Doch eine Wunderwaffe sind die F-16 auch nicht. Sie werden die Fähigkeiten der Ukraine erhöhen, effektiver gegen russische Luftangriffe vorgehen zu können. Aber können sie das Blatt zu Gunsten der Ukraine wenden? Daran gibt es erhebliche Zweifel.

"Ukraine ist auf Jagdflugzeuge angewiesen"

Eines der größten Probleme: Von den 42 Jets, die die Niederlande liefern wollen, sind derzeit nur 24 einsatzbereit. Die 19 dänischen F-16-Flugzeuge sollen dagegen einsatzbereit sein. Trotzdem werden die Jets allzu bald keinen Unterschied auf den Gefechtsfeldern machen können, mit einem Einsatz kann die Ukraine erste Ende des Jahres rechnen.

Die Ukraine sieht die Lieferung dennoch als einen wichtigen Teil eines Schutzschildes gegen russische Angriffe. "Die Ukraine wird eine moderne Luftwaffe haben, unsere Piloten werden die F-16 fliegen, der Himmel wird besser geschützt sein, wir werden die Russen aus unserem Luftraum hinauswerfen", schrieb der Chef des Kiewer Präsidentenamtes, Andrji Jermak, der Selenskyj auf der Reise begleitete, im Messengerdienst Telegram.

Aber: Die ersten F-16 soll die Ukraine erst zum Jahreswechsel erhalten – deutlich später als erhofft. Die Kampfjets sollen geliefert werden, sobald die Ausbildung der ukrainischen Piloten an den Maschinen abgeschlossen ist.

In Kiew hofft man darauf, die Kontrolle über den eigenen Luftraum zurückzuerhalten. Die Ukraine will die Flugzeuge auch einsetzen, um russische Verteidigungslinien in den besetzten Gebieten im Osten und Süden des Landes zu durchbrechen. Dort kommen die Truppen am Boden auch wegen der verminten Felder nur schleppend bei ihrer Gegenoffensive voran. Doch ist das überhaupt realistisch?

Gustav Gressel

ist als Senior Policy Fellow bei der politischen Denkfabrik European Council on Foreign Relations (ECFR) tätig. Er beschäftigt sich in seiner Forschung schwerpunktmäßig mit den militärischen Strukturen in Osteuropa und insbesondere mit den russischen Streitkräften.

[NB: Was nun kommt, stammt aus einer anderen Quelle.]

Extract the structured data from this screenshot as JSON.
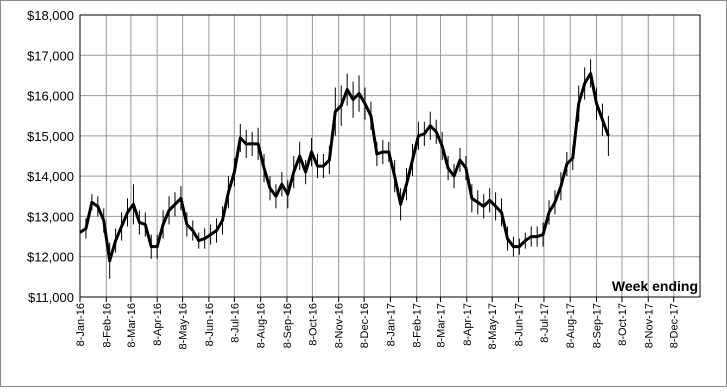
{
  "chart_data": {
    "type": "line",
    "annotation": "Week ending",
    "color": "#000000",
    "grid": true,
    "x": [
      "2016-01-08",
      "2016-01-15",
      "2016-01-22",
      "2016-01-29",
      "2016-02-05",
      "2016-02-12",
      "2016-02-19",
      "2016-02-26",
      "2016-03-04",
      "2016-03-11",
      "2016-03-18",
      "2016-03-25",
      "2016-04-01",
      "2016-04-08",
      "2016-04-15",
      "2016-04-22",
      "2016-04-29",
      "2016-05-06",
      "2016-05-13",
      "2016-05-20",
      "2016-05-27",
      "2016-06-03",
      "2016-06-10",
      "2016-06-17",
      "2016-06-24",
      "2016-07-01",
      "2016-07-08",
      "2016-07-15",
      "2016-07-22",
      "2016-07-29",
      "2016-08-05",
      "2016-08-12",
      "2016-08-19",
      "2016-08-26",
      "2016-09-02",
      "2016-09-09",
      "2016-09-16",
      "2016-09-23",
      "2016-09-30",
      "2016-10-07",
      "2016-10-14",
      "2016-10-21",
      "2016-10-28",
      "2016-11-04",
      "2016-11-11",
      "2016-11-18",
      "2016-11-25",
      "2016-12-02",
      "2016-12-09",
      "2016-12-16",
      "2016-12-23",
      "2016-12-30",
      "2017-01-06",
      "2017-01-13",
      "2017-01-20",
      "2017-01-27",
      "2017-02-03",
      "2017-02-10",
      "2017-02-17",
      "2017-02-24",
      "2017-03-03",
      "2017-03-10",
      "2017-03-17",
      "2017-03-24",
      "2017-03-31",
      "2017-04-07",
      "2017-04-14",
      "2017-04-21",
      "2017-04-28",
      "2017-05-05",
      "2017-05-12",
      "2017-05-19",
      "2017-05-26",
      "2017-06-02",
      "2017-06-09",
      "2017-06-16",
      "2017-06-23",
      "2017-06-30",
      "2017-07-07",
      "2017-07-14",
      "2017-07-21",
      "2017-07-28",
      "2017-08-04",
      "2017-08-11",
      "2017-08-18",
      "2017-08-25",
      "2017-09-01",
      "2017-09-08",
      "2017-09-15",
      "2017-09-22"
    ],
    "values": [
      12600,
      12700,
      13350,
      13250,
      12900,
      11900,
      12400,
      12750,
      13100,
      13300,
      12850,
      12800,
      12250,
      12250,
      12800,
      13150,
      13300,
      13450,
      12800,
      12650,
      12400,
      12450,
      12550,
      12650,
      12900,
      13600,
      14100,
      14950,
      14800,
      14800,
      14800,
      14200,
      13700,
      13500,
      13800,
      13550,
      14100,
      14500,
      14100,
      14600,
      14250,
      14250,
      14400,
      15600,
      15750,
      16150,
      15900,
      16050,
      15800,
      15500,
      14550,
      14600,
      14600,
      14000,
      13300,
      13800,
      14400,
      15000,
      15050,
      15250,
      15100,
      14750,
      14200,
      14000,
      14400,
      14200,
      13450,
      13350,
      13250,
      13400,
      13250,
      13100,
      12450,
      12250,
      12250,
      12400,
      12500,
      12500,
      12550,
      13100,
      13350,
      13750,
      14300,
      14450,
      15800,
      16300,
      16550,
      15800,
      15400,
      15000
    ],
    "errors": [
      200,
      250,
      200,
      250,
      300,
      450,
      300,
      350,
      350,
      500,
      300,
      300,
      300,
      300,
      350,
      350,
      300,
      300,
      300,
      250,
      200,
      250,
      250,
      300,
      350,
      400,
      350,
      350,
      350,
      300,
      400,
      350,
      300,
      300,
      300,
      350,
      400,
      350,
      300,
      350,
      300,
      300,
      350,
      600,
      500,
      400,
      450,
      450,
      400,
      350,
      300,
      300,
      250,
      400,
      400,
      400,
      400,
      350,
      300,
      350,
      300,
      350,
      300,
      300,
      300,
      300,
      350,
      300,
      300,
      300,
      350,
      350,
      300,
      250,
      200,
      200,
      250,
      250,
      300,
      300,
      300,
      350,
      300,
      300,
      450,
      400,
      350,
      400,
      400,
      500
    ],
    "xlim": [
      "2016-01-08",
      "2018-01-08"
    ],
    "xticks": [
      {
        "value": "2016-01-08",
        "label": "8-Jan-16"
      },
      {
        "value": "2016-02-08",
        "label": "8-Feb-16"
      },
      {
        "value": "2016-03-08",
        "label": "8-Mar-16"
      },
      {
        "value": "2016-04-08",
        "label": "8-Apr-16"
      },
      {
        "value": "2016-05-08",
        "label": "8-May-16"
      },
      {
        "value": "2016-06-08",
        "label": "8-Jun-16"
      },
      {
        "value": "2016-07-08",
        "label": "8-Jul-16"
      },
      {
        "value": "2016-08-08",
        "label": "8-Aug-16"
      },
      {
        "value": "2016-09-08",
        "label": "8-Sep-16"
      },
      {
        "value": "2016-10-08",
        "label": "8-Oct-16"
      },
      {
        "value": "2016-11-08",
        "label": "8-Nov-16"
      },
      {
        "value": "2016-12-08",
        "label": "8-Dec-16"
      },
      {
        "value": "2017-01-08",
        "label": "8-Jan-17"
      },
      {
        "value": "2017-02-08",
        "label": "8-Feb-17"
      },
      {
        "value": "2017-03-08",
        "label": "8-Mar-17"
      },
      {
        "value": "2017-04-08",
        "label": "8-Apr-17"
      },
      {
        "value": "2017-05-08",
        "label": "8-May-17"
      },
      {
        "value": "2017-06-08",
        "label": "8-Jun-17"
      },
      {
        "value": "2017-07-08",
        "label": "8-Jul-17"
      },
      {
        "value": "2017-08-08",
        "label": "8-Aug-17"
      },
      {
        "value": "2017-09-08",
        "label": "8-Sep-17"
      },
      {
        "value": "2017-10-08",
        "label": "8-Oct-17"
      },
      {
        "value": "2017-11-08",
        "label": "8-Nov-17"
      },
      {
        "value": "2017-12-08",
        "label": "8-Dec-17"
      }
    ],
    "ylim": [
      11000,
      18000
    ],
    "yticks": [
      {
        "value": 11000,
        "label": "$11,000"
      },
      {
        "value": 12000,
        "label": "$12,000"
      },
      {
        "value": 13000,
        "label": "$13,000"
      },
      {
        "value": 14000,
        "label": "$14,000"
      },
      {
        "value": 15000,
        "label": "$15,000"
      },
      {
        "value": 16000,
        "label": "$16,000"
      },
      {
        "value": 17000,
        "label": "$17,000"
      },
      {
        "value": 18000,
        "label": "$18,000"
      }
    ]
  }
}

"Die F-16 werden der Ukraine mittelfristig weiterhelfen, aber sie sind auch kein Gamechanger", sagt der Militär- und Russland-Experte Gustav Gressel t-online. Schon heute werde die ukrainische Luftwaffe oft zu Einsätzen gegen iranischen Drohnen oder gegen anfliegende Marschflugkörper gerufen. "Für einen flächendeckenden Schutz hat die Ukraine viel zu wenig Flugabwehrsysteme – deswegen ist sie auf Jagdflugzeuge angewiesen."

Gefahr für die russische Luftwaffe

Das heißt: Die ukrainischen Kampfflugzeuge erfüllen aktuell überwiegend Defensivaufgaben. Das wird wahrscheinlich auch auf die westlichen F-16 zukommen. Das ist strategisch existenziell wichtig, weil eine funktionierende ukrainische Luftwaffe es den russischen Angreifern deutlich schwerer macht, ihre Lufthoheit auszuspielen.

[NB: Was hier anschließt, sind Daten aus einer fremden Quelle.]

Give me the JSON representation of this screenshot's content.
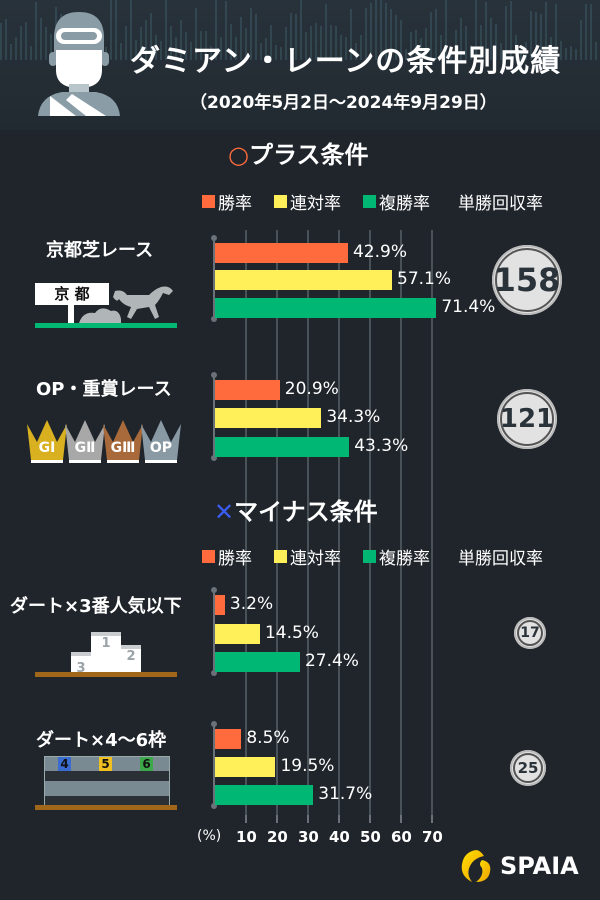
{
  "header": {
    "title": "ダミアン・レーンの条件別成績",
    "subtitle": "（2020年5月2日～2024年9月29日）"
  },
  "sections": [
    {
      "title_icon": "○",
      "title": "プラス条件",
      "legend": [
        "勝率",
        "連対率",
        "複勝率"
      ],
      "roi_header": "単勝回収率",
      "conditions": [
        {
          "label": "京都芝レース",
          "win": "42.9%",
          "top2": "57.1%",
          "top3": "71.4%",
          "roi": "158",
          "sign_text": "京 都"
        },
        {
          "label": "OP・重賞レース",
          "win": "20.9%",
          "top2": "34.3%",
          "top3": "43.3%",
          "roi": "121",
          "crowns": [
            "GⅠ",
            "GⅡ",
            "GⅢ",
            "OP"
          ]
        }
      ]
    },
    {
      "title_icon": "✕",
      "title": "マイナス条件",
      "legend": [
        "勝率",
        "連対率",
        "複勝率"
      ],
      "roi_header": "単勝回収率",
      "conditions": [
        {
          "label": "ダート×3番人気以下",
          "win": "3.2%",
          "top2": "14.5%",
          "top3": "27.4%",
          "roi": "17",
          "podium": [
            "1",
            "2",
            "3"
          ]
        },
        {
          "label": "ダート×4～6枠",
          "win": "8.5%",
          "top2": "19.5%",
          "top3": "31.7%",
          "roi": "25",
          "gates": [
            "4",
            "5",
            "6"
          ]
        }
      ]
    }
  ],
  "axis": {
    "unit": "(%)",
    "ticks": [
      "10",
      "20",
      "30",
      "40",
      "50",
      "60",
      "70"
    ]
  },
  "logo": {
    "text": "SPAIA"
  },
  "colors": {
    "win": "#ff6b3d",
    "top2": "#fff05a",
    "top3": "#00b873",
    "plus_icon": "#ff6b3d",
    "minus_icon": "#3a5cf0"
  },
  "chart_data": {
    "type": "bar",
    "orientation": "horizontal",
    "title": "ダミアン・レーンの条件別成績",
    "subtitle": "（2020年5月2日～2024年9月29日）",
    "categories": [
      "京都芝レース",
      "OP・重賞レース",
      "ダート×3番人気以下",
      "ダート×4～6枠"
    ],
    "series": [
      {
        "name": "勝率",
        "values": [
          42.9,
          20.9,
          3.2,
          8.5
        ]
      },
      {
        "name": "連対率",
        "values": [
          57.1,
          34.3,
          14.5,
          19.5
        ]
      },
      {
        "name": "複勝率",
        "values": [
          71.4,
          43.3,
          27.4,
          31.7
        ]
      }
    ],
    "annotations": {
      "単勝回収率": [
        158,
        121,
        17,
        25
      ]
    },
    "groups": {
      "プラス条件": [
        "京都芝レース",
        "OP・重賞レース"
      ],
      "マイナス条件": [
        "ダート×3番人気以下",
        "ダート×4～6枠"
      ]
    },
    "xlabel": "(%)",
    "xticks": [
      10,
      20,
      30,
      40,
      50,
      60,
      70
    ],
    "xlim": [
      0,
      75
    ],
    "grid": true,
    "legend_position": "top"
  }
}
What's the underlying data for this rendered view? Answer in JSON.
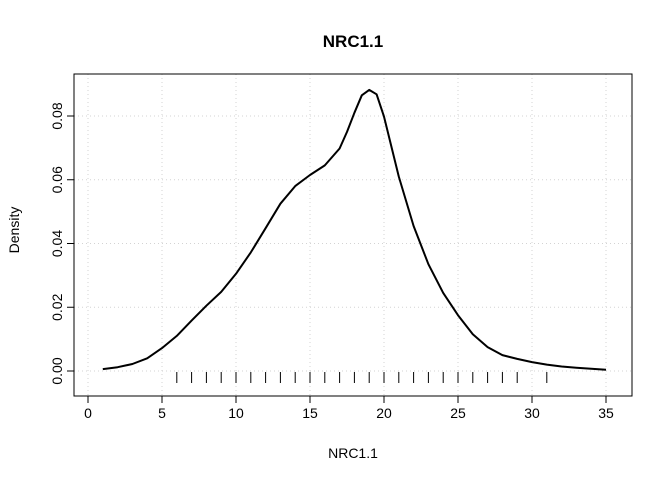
{
  "chart_data": {
    "type": "line",
    "title": "NRC1.1",
    "xlabel": "NRC1.1",
    "ylabel": "Density",
    "xlim": [
      0,
      36
    ],
    "ylim": [
      0,
      0.09
    ],
    "grid": true,
    "x_ticks": [
      0,
      5,
      10,
      15,
      20,
      25,
      30,
      35
    ],
    "x_tick_labels": [
      "0",
      "5",
      "10",
      "15",
      "20",
      "25",
      "30",
      "35"
    ],
    "y_ticks": [
      0.0,
      0.02,
      0.04,
      0.06,
      0.08
    ],
    "y_tick_labels": [
      "0.00",
      "0.02",
      "0.04",
      "0.06",
      "0.08"
    ],
    "series": [
      {
        "x": [
          1,
          2,
          3,
          4,
          5,
          6,
          7,
          8,
          9,
          10,
          11,
          12,
          13,
          14,
          15,
          16,
          17,
          17.5,
          18,
          18.5,
          19,
          19.5,
          20,
          21,
          22,
          23,
          24,
          25,
          26,
          27,
          28,
          29,
          30,
          31,
          32,
          33,
          34,
          35
        ],
        "y": [
          0.0006,
          0.0012,
          0.0022,
          0.004,
          0.0072,
          0.011,
          0.0158,
          0.0205,
          0.0248,
          0.0305,
          0.0372,
          0.0448,
          0.0525,
          0.058,
          0.0615,
          0.0645,
          0.0698,
          0.075,
          0.081,
          0.0865,
          0.0882,
          0.0868,
          0.0798,
          0.061,
          0.0455,
          0.0335,
          0.0245,
          0.0175,
          0.0115,
          0.0075,
          0.005,
          0.0038,
          0.0028,
          0.002,
          0.0014,
          0.001,
          0.0007,
          0.0004
        ]
      }
    ],
    "rug": [
      6,
      7,
      8,
      9,
      10,
      11,
      12,
      13,
      14,
      15,
      16,
      17,
      18,
      19,
      20,
      21,
      22,
      23,
      24,
      25,
      26,
      27,
      28,
      29,
      31
    ]
  }
}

Diese Analyse teilt Gressel: "Wenn die ukrainische Luftwaffe eine Bedrohung für Russlands Kampfflugzeuge darstellt, dann kann die russische Luftwaffe nicht frei in den ukrainischen Luftraum eindringen und einfach ihre Bomben über ukrainischen Städten abwerfen", so der Experte. "Deshalb sind die F-16 für die Ukraine ein wichtiges Werkzeug."

Der tatsächliche Wert der F-16 auf den Gefechtsfeldern hängt aber vor allem damit zusammen, in welchem Umfang der Westen Munition für die Kampfflugzeuge liefern kann. Die Zeit eilt: "Für Su-27 und MiG-29 ist der Nachschub an Munition ein Problem für die Ukraine. Polen, Bulgarien oder die Slowakei haben mit ihren MiG-29 Luft-Luft-Lenkwaffen geliefert, aber diese sind nun fast aufgebraucht", erklärt der Experte.

Außerdem hätten russische Angriffe im Frühsommer 2023 Munitionsdepots der ukrainischen Luftwaffen getroffen und es gab größere Explosionen. "Das trifft die Ukraine natürlich besonders hart, weil man diese Munition am Weltmarkt nur schwer bekommt."

Insgesamt gilt es als unwahrscheinlich, dass die F-16 das Blatt im Ukraine-Krieg wenden kann. Sie sind lediglich ein wichtiges Puzzlestück für das Ziel der Ukraine, weitere Teile ihres Staatsgebietes zu befreien. Denn sie sollen verhindern, dass Russland seine Luftüberlegenheit besser nutzen kann. An der Tatsache, dass Wladimir Putins Luftwaffe deutlich überlegen ist, können sie wahrscheinlich wenig verändern. Denn Russland setzt die Fähigkeiten seiner Luftwaffe nur sehr sparsam ein.

Putin wusste, dass Kampfflugzeuge kommen werden

Das hat einen Grund. "Putins Luftwaffe ging enorm optimistisch in den Krieg und war schlecht auf einen langen Krieg eingestellt. Deshalb haben die Russen nicht konsequent ihre Luftüberlegenheit in den ersten Tagen genutzt", meint Gressel. "Nun geht Russland sehr vorsichtig mit seiner Luftwaffe vor, weil die Produktionszahlen von russischen Kampfflugzeugen relativ gering sind." Deshalb komme die nummerische und qualitative Unterlegenheit der Ukraine nicht zur Geltung, so der Experte.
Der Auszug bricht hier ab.